C’est une réforme nécessaire, nous dit le Livre blanc, préfacé par le président de la République et intitulé : « La participation de la sécurité privée à la sécurité générale en Europe ». "facts and figures "comprenant des fiches d'information par pays: ce sont en fait 34 pays qui sont passés en revue puisque sont inclus: la Norvège, la Suisse, la Turquie, la Croatie, la Serbie, la Bosnie Hezegovine, la macédoine. Les experts de le confédération européenne des services de sécurité (CoESS) et de l’Institut national des hautes études de sécurité (INHES) en sont les auteurs. Le secteur de la sécurité privée représente aujourd’hui en Europe 1,7 millions de personnes, 50 000 entreprises et un chiffre d’affaires de 15 milliards d’euros. Il est noté que « les demandes et les offres de sécurité se font plus pressantes et exigeantes, en raison de l’espace laissé par la réduction nécessaire des dépenses des Etats ».Mais le renforcement du partenariat public et privé ne se fera qu’après que le secteur du privé ait été organisé, notamment en vue de coproduire des solutions de sécurité. Le président de la CoESS, Marc Pissens, dans un dialogue avec son partenaire de l’INHES Pierre Monzani, a affirmé que les acteurs du privé cherchaient une reconnaissance au niveau européen et il regrette que n’existe pas à Bruxelles un point de contact central avec les différentes institutions et organes européens et il souhaite vivement qu’existe une structure administrative de coordination pour une politique globale concernant les activités de sécurité privée. Il a rappelé que suite aux attentats du 11 septembre et ceux commis ensuite en Europe ont entraîné une augmentation importante des besoins en matière de sécurité privée, par exemple, dans les domaines aéroportuaires ou dans les transports publics.

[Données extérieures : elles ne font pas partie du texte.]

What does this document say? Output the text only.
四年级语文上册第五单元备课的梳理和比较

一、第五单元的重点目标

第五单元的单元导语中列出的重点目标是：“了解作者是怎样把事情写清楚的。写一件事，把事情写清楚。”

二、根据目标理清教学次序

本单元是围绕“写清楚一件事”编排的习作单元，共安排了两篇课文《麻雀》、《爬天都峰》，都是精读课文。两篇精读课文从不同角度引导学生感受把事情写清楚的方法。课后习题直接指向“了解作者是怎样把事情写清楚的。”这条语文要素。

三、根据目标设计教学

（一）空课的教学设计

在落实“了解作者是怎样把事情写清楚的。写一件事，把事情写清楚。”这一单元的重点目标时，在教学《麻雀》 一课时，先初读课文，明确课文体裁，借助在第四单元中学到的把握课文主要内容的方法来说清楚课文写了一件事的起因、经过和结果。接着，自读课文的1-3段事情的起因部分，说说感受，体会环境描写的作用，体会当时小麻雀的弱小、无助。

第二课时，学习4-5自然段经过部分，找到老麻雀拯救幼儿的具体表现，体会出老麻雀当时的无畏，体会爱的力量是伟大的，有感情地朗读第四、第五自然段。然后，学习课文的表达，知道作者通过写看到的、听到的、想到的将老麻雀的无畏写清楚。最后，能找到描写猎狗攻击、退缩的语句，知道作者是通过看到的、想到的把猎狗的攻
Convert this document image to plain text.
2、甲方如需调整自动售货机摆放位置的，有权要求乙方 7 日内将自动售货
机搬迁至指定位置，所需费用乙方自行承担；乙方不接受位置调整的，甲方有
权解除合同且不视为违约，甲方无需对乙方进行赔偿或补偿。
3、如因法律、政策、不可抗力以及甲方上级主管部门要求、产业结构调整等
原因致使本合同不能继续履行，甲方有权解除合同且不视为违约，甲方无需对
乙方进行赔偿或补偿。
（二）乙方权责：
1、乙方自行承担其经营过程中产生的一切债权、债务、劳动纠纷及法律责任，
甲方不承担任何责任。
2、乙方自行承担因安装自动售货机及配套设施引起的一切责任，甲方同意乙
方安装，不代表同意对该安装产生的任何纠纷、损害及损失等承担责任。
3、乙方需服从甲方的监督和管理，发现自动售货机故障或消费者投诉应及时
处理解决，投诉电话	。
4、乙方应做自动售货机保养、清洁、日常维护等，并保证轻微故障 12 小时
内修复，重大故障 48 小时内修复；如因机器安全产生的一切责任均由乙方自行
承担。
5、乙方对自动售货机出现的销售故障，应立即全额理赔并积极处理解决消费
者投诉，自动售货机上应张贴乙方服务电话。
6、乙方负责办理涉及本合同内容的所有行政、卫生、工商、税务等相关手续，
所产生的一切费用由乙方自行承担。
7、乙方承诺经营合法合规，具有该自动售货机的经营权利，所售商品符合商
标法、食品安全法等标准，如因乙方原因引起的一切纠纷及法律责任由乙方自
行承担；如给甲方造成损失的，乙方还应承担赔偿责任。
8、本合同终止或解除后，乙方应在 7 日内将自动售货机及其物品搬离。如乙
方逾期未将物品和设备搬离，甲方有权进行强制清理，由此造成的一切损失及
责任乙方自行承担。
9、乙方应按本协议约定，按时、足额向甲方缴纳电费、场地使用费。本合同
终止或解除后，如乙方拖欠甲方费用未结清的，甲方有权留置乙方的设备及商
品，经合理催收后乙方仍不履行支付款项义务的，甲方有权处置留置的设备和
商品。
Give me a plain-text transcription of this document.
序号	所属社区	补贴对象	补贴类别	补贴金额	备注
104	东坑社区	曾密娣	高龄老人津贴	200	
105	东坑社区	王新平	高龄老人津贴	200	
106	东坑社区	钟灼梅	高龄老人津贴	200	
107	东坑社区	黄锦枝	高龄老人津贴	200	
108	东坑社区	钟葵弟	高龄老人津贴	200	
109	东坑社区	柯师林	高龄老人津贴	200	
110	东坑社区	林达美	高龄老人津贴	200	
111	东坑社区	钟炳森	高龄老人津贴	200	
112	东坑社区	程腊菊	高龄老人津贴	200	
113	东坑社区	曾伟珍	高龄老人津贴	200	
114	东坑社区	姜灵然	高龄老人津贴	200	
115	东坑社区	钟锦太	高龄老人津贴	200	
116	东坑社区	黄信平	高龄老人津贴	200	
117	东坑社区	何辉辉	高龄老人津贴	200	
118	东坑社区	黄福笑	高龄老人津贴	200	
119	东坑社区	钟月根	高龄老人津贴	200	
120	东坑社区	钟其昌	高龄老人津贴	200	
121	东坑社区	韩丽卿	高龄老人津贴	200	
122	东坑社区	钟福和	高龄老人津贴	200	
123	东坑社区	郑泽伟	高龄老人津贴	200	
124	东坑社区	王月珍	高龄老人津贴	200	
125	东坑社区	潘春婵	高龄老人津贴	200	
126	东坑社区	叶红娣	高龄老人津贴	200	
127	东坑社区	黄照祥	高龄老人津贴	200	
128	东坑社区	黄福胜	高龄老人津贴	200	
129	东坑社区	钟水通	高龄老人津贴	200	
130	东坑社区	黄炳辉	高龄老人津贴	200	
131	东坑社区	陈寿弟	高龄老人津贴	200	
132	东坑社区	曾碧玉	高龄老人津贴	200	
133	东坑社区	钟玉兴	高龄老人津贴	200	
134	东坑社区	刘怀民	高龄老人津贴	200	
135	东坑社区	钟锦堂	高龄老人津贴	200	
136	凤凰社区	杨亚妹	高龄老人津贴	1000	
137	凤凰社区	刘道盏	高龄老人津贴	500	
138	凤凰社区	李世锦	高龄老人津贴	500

Or le paysage de la sécurité privée est très morcelé en Europe.  Le « livre blanc » laisse apparaître une augmentation sensible du nombre des agents de sécurité privée qui s’élève désormais à 1 360 000 contre 1 150 000 en 2004 . A titre de comparaison signalons que les effectifs de sécurité publique comptent 1 900 000 agents contre 1 650 000 en 2004. Sur la base des données de 2004, l’UE des 27 compterait 237 agents privés pour 100 000 habitants à comparer avec une moyenne de 360 policiers pour 100 000 ; Le paysage est cependant très contrasté selon les Etats : ainsi la Hongrie se classe-t-elle loin devant par le nombre de ses agents privés, soit trois fois supérieur à la moyenne générale ; Puis viennent la Pologne, l’Irlande et le Luxembourg. La France se situe dans le dernier tiers. Le Royaume-Uni est allé encore plus loin dans la délégation de son service public, confiant par exemple le transfert de ses détenus à l’exception des terroristes et des prisonniers très dangereux, la gestion de certains centres de détention et de rétention et celle de stationnement à des sociétés privées. En revanche l’armement des agents privés de sécurité y est interdit tout comme au Danemark, en Irlande, aux Pays-Bas. En France, il n’est autorisé que pour le transport de fonds. En Hongrie, des privés assurent la surveillance des bâtiments publics, ministères ou tribunaux. En Italie, la surveillance video urbaine leur a été confiée. En Roumanie, un protocole a été signé entre la police et des prestataires privés les autorisant à intervenir conjointement dans le maintien de l’ordre public. Toutefois notent les auteurs du Livre blanc, « ces équipages hétéroclites ne produisent pas toujours les résultats attendus, les personnes impliquées ne s’entendant pas toujours sur les objectifs poursuivis ».

La structuration du secteur est loin d’être terminée : elle n’en est qu’à ses débuts. Les experts soulignent tout particulièrement certains problèmes endémiques propres à ce secteur comme le contrôle imparfait des Etats sur des entreprise qui ne respectent pas toujours la législation, des alaires peu attractifs, un turn-over important des agents qui sape la stabilité des entreprises ainsi que le phénomène des commandes publiques qui donnent plus d’importance aux économies budgétaires réalisées au détriment de la qualité des prestations.